JAKARTA, KOMPAS.com - Warga Kampung Bilik di Taman Pemakaman Umum (TPU) Pegadungan, Kalideres, Jakarta Barat, tidak mau direlokasi jauh dari tempat tinggal sebelumnya.
Salah satu perwakilan warga setempat, Budiyono (47) mengungkapkan proses pemindahan terkesan tergesa-gesa dan minim kepastian.
"Warga itu sebenarnya kalau relokasi siap, tapi itu, kejelasannya soal segala macam kebutuhan harus jelas dulu," kata Budi saat dihubungi Kompas.com, Kamis (26/2/2026).
Ia mengaku khawatir jika harus pindah ke rusun yang berlokasi jauh maka jarak akses sekolah anak jauh dan status penerima bantuan sosial (Bansos) hilang.
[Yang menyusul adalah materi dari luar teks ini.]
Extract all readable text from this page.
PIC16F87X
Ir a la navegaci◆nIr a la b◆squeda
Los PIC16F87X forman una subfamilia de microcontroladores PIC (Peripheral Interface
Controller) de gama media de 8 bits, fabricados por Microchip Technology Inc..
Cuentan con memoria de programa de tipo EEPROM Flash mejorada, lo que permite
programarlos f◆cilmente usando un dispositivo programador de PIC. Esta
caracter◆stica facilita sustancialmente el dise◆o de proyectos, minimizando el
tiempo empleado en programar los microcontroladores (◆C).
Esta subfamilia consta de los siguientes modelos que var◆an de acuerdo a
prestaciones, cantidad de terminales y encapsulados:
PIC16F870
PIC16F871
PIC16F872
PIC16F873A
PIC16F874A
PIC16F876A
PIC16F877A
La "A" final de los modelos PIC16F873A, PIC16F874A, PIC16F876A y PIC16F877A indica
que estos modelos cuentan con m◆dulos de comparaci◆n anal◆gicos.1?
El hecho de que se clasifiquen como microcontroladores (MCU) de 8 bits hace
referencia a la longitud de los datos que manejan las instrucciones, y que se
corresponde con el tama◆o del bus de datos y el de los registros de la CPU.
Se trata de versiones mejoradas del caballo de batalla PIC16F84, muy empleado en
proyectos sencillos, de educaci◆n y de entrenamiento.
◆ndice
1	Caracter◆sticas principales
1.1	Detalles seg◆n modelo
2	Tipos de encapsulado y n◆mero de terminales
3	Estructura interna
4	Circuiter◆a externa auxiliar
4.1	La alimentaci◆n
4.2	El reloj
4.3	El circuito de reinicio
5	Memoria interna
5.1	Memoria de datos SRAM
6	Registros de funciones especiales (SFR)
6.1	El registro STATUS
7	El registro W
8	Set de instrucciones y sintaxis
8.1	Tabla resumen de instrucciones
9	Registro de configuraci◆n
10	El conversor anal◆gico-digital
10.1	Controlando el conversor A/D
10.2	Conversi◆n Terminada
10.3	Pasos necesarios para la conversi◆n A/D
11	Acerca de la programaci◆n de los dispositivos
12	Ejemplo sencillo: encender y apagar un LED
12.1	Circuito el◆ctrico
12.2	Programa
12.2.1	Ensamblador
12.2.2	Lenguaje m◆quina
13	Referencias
"Lalu tentang dampak dari relokasi rumah susun yang jauh itu tadi, nanti apakah pemerintah dari dinas terkait itu bertanggung jawab atas pendidikannya, pekerjaannya, lalu secara sosialnya?" ucap Budi.
Baca juga: Wacana Relokasi Kampung Bilik Tak Ada Titik Tengah, Warga Bertahan Sampai Ada Kejelasan
Menurutnya, informasi mengenai kebutuhan dan nasib bantuan sosial warga hanya datang dari Lurah Kamal, Edy Sukarya.
Namun, pihak dinas terkait dari Pemkot Jakarta Barat yang bertanggung jawab mengenai bantuan sosial dan pendidikan belum memberikan kepastian apa pun.
Warga pun menuntut kehadiran dinas-dinas terkait, seperti Dinas Pendidikan serta Kependudukan dan Catatan Sipil untuk menemui warga secara langsung.
"Pihak Kelurahan menjawab, 'nanti kita pastikan akan dibantu tentang pendidikannya'. Tapi kan kita belum bisa (terima), harusnya kan statement itu keluar dari dinas terkait dong. Jadi statement itu nanti kita akan bisa kejar pertanggungjawabannya," tegasnya.
Hal senada berlaku untuk status bansos warga yang selama ini sudah terdata di wilayah tersebut.
"Sebagian kan memang sudah terdaftar dalam Bansos yang terakreditasi dengan pemerintah pusat. Itu nasibnya seperti apa? Kita enggak bisa sembarangan pindah. Nanti berikutnya kita warga nurut, lalu tidak sesuai dengan apa yang diharapkan, kita mau mengadu ke mana?" keluh Budiyono.
Baca juga: Warga Kampung Bilik Minta Relokasi Tak Mepet Lebaran: Masa Puasa Disuruh Mikirin Gusuran?
Adapun, saat ini warga Kampung Bilik RT 02 RW 07 telah mengirimkan surat permohonan audiensi secara resmi kepada Wali Kota Jakarta Barat, Iin Mutmainnah mengenai relokasi.
"Kita sudah menyurati sama Bu Wali kemarin. Dua hari yang lalu direspons sama asistennya via telepon. Kita mau menunggu statement dari Bu Wali itu seperti apa," kata Budi.
"Siapa pun itu yang dihadirkan nanti dalam audiensi, yang penting tujuannya bisa dipertanggungjawabkan atas statement-nya," sambungnya.
Sementara itu, Lurah Kamal Edy Sukarya memastikan bahwa seluruh kebutuhan administrasi dan fasilitas warga yang direlokasi akan diurus oleh pemerintah.